The fragment shader receives gl_Color and gl_SecondaryColor as vertex attributes. It also gets four varying variables: gl_FrontColor, gl_FrontSecondaryColor, gl_BackColor, and gl_BackSecondaryColor that it can write values to. If you want to pass the original colors straight through, you'd do something like:

gl_FrontColor = gl_Color;
gl_FrontSecondaryColor = gl_SecondaryColor;
gl_BackColor = gl_Color;
gl_BackSecondaryColor = gl_SecondaryColor;

Fixed functionality in the pipeline following the vertex shader will then clamp these to the range [0..1], and figure out whether the vertex is front-facing or back-facing. It will then interpolate the chosen (front or back) color like usual. The fragment shader will then receive the chosen, clamped, interpolated colors as gl_Color and gl_SecondaryColor.

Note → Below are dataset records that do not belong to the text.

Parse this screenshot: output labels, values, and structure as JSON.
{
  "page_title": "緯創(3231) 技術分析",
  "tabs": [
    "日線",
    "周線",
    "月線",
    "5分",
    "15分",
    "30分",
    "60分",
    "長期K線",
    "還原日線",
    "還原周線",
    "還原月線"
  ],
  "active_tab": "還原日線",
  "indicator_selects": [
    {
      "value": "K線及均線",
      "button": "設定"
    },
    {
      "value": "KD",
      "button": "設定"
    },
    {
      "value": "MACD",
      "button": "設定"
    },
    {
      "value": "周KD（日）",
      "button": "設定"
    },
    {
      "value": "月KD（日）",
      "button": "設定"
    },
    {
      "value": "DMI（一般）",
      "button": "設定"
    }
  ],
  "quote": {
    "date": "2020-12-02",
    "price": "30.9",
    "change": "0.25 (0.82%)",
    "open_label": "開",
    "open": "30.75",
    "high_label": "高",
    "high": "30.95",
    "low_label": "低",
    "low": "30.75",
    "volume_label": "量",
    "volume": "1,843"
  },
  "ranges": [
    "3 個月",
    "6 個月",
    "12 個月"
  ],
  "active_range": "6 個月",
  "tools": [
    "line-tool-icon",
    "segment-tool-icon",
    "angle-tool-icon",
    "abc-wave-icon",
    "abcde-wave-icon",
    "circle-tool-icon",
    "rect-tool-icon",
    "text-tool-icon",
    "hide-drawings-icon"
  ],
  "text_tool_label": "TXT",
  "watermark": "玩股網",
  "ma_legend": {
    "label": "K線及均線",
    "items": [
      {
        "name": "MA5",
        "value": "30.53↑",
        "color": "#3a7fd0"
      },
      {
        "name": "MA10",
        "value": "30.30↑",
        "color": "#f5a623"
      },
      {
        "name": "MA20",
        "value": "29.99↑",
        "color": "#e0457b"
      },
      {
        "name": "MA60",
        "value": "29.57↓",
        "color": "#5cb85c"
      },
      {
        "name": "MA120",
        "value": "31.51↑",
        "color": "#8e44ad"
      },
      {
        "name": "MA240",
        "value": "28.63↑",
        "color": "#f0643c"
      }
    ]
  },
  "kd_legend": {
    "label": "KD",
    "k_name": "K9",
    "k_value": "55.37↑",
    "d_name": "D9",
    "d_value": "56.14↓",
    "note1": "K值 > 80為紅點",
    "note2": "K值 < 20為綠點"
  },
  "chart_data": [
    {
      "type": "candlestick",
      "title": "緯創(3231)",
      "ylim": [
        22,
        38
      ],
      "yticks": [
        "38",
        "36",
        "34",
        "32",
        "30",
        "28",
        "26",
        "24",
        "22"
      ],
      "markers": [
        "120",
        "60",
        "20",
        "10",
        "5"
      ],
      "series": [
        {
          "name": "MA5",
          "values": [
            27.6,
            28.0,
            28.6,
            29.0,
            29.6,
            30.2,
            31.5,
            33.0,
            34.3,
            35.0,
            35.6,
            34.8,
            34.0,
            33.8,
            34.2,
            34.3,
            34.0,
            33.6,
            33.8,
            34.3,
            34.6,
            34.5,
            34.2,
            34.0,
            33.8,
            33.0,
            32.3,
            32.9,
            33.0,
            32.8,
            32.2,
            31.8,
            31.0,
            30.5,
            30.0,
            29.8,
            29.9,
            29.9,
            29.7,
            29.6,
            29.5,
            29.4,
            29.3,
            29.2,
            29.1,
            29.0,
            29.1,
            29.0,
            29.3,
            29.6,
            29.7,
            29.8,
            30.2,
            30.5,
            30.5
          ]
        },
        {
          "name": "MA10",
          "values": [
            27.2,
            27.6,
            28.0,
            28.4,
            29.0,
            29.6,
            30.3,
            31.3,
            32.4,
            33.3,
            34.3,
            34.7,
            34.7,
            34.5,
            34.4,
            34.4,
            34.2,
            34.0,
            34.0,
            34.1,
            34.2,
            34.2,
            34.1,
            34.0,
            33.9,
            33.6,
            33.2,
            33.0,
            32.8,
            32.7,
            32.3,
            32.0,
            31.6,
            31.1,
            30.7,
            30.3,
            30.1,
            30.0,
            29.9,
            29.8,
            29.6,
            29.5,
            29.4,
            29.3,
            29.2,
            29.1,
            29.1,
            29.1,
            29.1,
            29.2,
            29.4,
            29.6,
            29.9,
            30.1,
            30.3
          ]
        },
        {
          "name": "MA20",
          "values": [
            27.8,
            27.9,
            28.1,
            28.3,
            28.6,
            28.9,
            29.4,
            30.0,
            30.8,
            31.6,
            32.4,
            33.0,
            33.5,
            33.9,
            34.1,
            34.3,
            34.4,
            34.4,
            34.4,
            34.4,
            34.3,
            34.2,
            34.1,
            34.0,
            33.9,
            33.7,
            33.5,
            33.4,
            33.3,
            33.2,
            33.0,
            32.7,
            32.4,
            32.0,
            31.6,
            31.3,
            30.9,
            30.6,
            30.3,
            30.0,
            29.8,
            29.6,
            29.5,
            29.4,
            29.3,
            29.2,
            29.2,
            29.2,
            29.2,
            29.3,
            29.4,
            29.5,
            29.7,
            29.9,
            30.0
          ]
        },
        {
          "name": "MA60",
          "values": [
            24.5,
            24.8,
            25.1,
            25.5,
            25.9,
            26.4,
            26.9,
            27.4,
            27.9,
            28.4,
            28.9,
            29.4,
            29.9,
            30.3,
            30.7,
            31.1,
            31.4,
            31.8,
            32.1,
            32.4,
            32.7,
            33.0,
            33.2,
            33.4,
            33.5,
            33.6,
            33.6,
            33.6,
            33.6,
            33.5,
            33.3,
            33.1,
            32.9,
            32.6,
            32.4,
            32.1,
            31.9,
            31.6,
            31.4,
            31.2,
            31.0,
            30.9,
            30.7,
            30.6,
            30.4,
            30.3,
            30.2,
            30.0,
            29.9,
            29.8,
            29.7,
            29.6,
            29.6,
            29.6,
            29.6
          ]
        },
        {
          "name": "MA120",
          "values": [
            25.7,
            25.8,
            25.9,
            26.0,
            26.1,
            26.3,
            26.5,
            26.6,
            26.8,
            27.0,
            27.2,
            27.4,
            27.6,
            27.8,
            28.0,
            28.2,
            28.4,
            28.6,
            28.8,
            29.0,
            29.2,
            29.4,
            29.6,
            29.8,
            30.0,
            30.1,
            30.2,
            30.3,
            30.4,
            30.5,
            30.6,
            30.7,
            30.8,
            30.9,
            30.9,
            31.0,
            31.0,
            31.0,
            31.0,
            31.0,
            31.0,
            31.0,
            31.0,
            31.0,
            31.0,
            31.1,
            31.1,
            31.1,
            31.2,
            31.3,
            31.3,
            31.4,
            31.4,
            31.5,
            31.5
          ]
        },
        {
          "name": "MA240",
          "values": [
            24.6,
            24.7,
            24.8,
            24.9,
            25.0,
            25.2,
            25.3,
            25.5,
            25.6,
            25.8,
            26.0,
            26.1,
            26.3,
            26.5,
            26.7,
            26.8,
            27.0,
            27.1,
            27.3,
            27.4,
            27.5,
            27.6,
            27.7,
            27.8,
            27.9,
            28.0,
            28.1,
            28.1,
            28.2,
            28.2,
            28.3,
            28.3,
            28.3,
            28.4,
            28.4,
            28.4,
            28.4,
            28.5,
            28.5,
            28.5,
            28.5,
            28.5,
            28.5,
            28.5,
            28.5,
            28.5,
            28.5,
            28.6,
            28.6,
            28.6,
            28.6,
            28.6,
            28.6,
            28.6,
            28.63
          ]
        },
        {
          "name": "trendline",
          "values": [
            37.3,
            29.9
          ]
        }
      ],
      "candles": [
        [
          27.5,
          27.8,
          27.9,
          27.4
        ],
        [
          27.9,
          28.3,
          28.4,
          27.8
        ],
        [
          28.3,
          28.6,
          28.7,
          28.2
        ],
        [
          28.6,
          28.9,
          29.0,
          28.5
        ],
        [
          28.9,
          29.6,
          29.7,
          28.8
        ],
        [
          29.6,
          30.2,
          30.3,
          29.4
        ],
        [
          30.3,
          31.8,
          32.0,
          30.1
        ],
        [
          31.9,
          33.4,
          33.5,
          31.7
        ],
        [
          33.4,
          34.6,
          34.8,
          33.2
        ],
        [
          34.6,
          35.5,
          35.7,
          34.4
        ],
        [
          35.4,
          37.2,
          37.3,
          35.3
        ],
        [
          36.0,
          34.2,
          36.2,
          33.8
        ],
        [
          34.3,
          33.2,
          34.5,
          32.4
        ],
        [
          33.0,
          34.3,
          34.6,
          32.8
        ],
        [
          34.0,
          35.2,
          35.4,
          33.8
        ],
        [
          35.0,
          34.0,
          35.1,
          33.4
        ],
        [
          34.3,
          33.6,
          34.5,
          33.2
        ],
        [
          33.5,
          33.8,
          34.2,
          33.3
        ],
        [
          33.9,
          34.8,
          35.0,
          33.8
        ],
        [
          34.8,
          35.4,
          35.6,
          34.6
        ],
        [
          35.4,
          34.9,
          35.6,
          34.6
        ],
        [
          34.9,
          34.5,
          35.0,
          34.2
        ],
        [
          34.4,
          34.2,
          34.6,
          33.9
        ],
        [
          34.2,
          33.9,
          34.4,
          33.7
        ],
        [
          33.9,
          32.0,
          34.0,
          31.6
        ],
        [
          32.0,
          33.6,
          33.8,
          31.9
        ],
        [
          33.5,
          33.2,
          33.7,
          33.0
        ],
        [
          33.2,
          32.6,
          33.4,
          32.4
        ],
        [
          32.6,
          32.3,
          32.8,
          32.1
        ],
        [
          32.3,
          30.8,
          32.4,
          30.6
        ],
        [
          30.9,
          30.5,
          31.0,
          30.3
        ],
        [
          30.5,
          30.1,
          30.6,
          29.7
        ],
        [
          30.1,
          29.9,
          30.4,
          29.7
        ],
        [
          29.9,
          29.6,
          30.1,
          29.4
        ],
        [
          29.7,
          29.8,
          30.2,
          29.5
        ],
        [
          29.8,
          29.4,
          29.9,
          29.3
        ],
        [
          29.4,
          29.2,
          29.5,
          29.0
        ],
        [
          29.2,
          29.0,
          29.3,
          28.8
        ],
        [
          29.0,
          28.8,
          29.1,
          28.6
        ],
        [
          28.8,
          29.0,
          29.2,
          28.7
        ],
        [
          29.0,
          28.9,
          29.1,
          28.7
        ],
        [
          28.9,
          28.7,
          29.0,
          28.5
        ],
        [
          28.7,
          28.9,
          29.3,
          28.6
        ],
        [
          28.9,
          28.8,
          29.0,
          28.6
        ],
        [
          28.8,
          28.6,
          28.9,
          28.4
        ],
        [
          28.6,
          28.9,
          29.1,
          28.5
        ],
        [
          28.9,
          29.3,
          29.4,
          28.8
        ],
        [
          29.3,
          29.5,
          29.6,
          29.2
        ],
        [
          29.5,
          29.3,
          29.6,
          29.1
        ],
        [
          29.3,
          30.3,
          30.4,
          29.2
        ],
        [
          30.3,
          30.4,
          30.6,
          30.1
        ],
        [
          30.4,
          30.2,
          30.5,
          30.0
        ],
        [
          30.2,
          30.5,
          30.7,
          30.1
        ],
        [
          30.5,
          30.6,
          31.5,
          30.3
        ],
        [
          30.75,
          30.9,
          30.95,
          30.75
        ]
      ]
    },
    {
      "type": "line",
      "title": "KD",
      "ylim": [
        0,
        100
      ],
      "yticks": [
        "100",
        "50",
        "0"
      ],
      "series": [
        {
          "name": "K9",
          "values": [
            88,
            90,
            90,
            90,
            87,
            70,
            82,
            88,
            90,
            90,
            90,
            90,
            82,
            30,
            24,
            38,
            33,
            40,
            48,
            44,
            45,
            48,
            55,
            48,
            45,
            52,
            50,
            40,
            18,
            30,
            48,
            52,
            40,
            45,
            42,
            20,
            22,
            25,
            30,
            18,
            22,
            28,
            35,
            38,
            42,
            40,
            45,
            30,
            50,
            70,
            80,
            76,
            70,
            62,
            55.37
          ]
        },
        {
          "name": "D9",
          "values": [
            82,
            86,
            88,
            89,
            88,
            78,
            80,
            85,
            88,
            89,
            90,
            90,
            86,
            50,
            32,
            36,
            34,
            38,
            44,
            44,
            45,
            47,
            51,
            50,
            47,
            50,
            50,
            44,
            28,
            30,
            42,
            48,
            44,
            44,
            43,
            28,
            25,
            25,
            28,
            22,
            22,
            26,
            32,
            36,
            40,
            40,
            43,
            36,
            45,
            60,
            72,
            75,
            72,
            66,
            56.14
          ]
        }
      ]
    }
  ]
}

For example, if you drew the standard "death triangle" like:

glBegin(GL_TRIANGLES);
    glColor3f(0.0f, 0.0f, 1.0f);
    glVertex3f(-1.0f, 0.0f, -1.0f);
    glColor3f(0.0f, 1.0f, 0.0f);
    glVertex3f(1.0f, 0.0f, -1.0f);
    glColor3f(1.0f, 0.0f, 0.0f);
    glVertex3d(0.0, -1.0, -1.0);
glEnd();

Then a vertex shader like this:

void main(void) {
    gl_Position = ftransform();
    gl_FrontColor = gl_Color;
}

with a fragment shader like this:

void main() {
    gl_FragColor = gl_Color;
}

will transmit the colors through, just like if you were using the fixed-functionality pipeline.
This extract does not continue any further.